Effect of neonatal treatment with MSG (Monosodium glutamate) on thyroid of the adult male rats


  • Bogdan Miskowiak
  • M. Partyka


MSG, thyroid, T3, T4, morphometry


Monosodium glutamate (MSG), administered to newborn rats produces extensive lesions in neurons of the arcuate nuclei of the hypothalamus. The cells represent the site of neurohormone production, including the production of both growth-hormone releasing hormone (GHRH) and somatostatin.

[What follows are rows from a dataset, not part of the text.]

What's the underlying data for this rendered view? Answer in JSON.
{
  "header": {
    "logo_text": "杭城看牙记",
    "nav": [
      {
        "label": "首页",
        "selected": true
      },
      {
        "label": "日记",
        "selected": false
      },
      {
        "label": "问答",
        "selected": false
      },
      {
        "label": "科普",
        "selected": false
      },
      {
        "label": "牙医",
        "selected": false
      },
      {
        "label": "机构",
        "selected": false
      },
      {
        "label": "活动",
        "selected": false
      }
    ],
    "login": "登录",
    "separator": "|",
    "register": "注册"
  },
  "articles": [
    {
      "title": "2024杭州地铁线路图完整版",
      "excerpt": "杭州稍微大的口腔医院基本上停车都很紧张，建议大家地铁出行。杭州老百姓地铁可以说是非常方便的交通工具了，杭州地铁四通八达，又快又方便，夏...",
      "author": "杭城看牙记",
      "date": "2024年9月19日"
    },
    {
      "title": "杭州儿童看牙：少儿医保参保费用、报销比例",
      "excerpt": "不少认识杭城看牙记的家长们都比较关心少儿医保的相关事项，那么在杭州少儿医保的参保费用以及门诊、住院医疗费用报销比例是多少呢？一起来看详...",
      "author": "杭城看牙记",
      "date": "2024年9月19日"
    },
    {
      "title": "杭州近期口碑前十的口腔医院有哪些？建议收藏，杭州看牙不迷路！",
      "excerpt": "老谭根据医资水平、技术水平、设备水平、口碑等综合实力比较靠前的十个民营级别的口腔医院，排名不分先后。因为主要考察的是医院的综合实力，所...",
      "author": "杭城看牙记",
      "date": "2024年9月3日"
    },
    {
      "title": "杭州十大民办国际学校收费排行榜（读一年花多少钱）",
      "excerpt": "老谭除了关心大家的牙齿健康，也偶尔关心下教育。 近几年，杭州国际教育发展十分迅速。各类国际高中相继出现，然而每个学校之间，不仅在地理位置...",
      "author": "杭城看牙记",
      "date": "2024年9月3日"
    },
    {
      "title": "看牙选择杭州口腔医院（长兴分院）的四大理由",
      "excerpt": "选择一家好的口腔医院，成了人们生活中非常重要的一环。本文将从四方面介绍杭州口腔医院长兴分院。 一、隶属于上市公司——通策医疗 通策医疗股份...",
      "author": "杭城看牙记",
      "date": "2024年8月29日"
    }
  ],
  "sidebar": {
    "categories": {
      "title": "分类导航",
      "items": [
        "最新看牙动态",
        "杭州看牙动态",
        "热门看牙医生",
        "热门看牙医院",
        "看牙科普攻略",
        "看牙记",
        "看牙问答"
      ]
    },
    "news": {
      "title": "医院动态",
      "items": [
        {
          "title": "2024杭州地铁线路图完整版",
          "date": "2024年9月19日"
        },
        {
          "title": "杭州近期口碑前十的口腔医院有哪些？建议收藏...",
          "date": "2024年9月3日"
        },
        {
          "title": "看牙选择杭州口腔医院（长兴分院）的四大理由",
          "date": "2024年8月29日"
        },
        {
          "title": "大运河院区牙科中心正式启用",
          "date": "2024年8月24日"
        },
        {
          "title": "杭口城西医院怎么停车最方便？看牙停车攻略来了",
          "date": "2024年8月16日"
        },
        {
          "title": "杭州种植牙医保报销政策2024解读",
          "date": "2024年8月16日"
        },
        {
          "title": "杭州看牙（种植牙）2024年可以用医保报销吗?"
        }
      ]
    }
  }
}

Studies were performed on male Wistar strain rats, subcutaneously injected with MSG, at 4 mglg body weight, on days 2, 4, 6, 8 and 10 of life. When the rats reached the age of 18 months, they were additionally stimulated with a single dose of TSH (Ambinon). When the rats reached the age of 6, 12, or 18 months, their thyroids were isolated and fixed in Bouin's solution. In HE-stained preparations, planimetric and volumetric proportions occupied by the epithelia1 fraction, colloid and stroma, the number of thyroid follicles per mm2 and the thickness of epithelium were determined. Serum T3 and T4 levels were quantified by RIA. Significance of differences was tested using Student's t test.

The weight of experimental rat thyroids showed no significant variations as compared to the controls but were greatest in the group of 12-month-old rats. The same was noted for the volumetric fractions of epithelium, colloid and stroma. The planimetric fractions occupied by epithelium, colloid and stroma in the thyroid remained unchanged and amounted to 60%, 31 % and 9%, respectively. The number of follicles per mm2 thyroid cross-section in the MSG-treated 6-, 12- or 18- month-old rats was 131.3, 116.2 and 130.4, respectively, and did not differ from control values. Thickness of follicular epithelium showed no significant variations.

Serum T3 levels in the rats examined after 6, 12 or 18 months were increased by 67%, 89% and 33%, respectively, as compared to serum T4 levels. When compared to the controls, the serum T4 level was lower only in the 12-month-old MSG-treated rats and the serum T3 level was higher in 18-month-old MSG-treated rats. The ability of the thyroid to respond to Ambinon stimulation was preserved.

The results of our investigations suggest that the rat hypothalamic centers involved in regulation of the pituitary-thyroid axis are slightly affected by neonatal administration of MSG.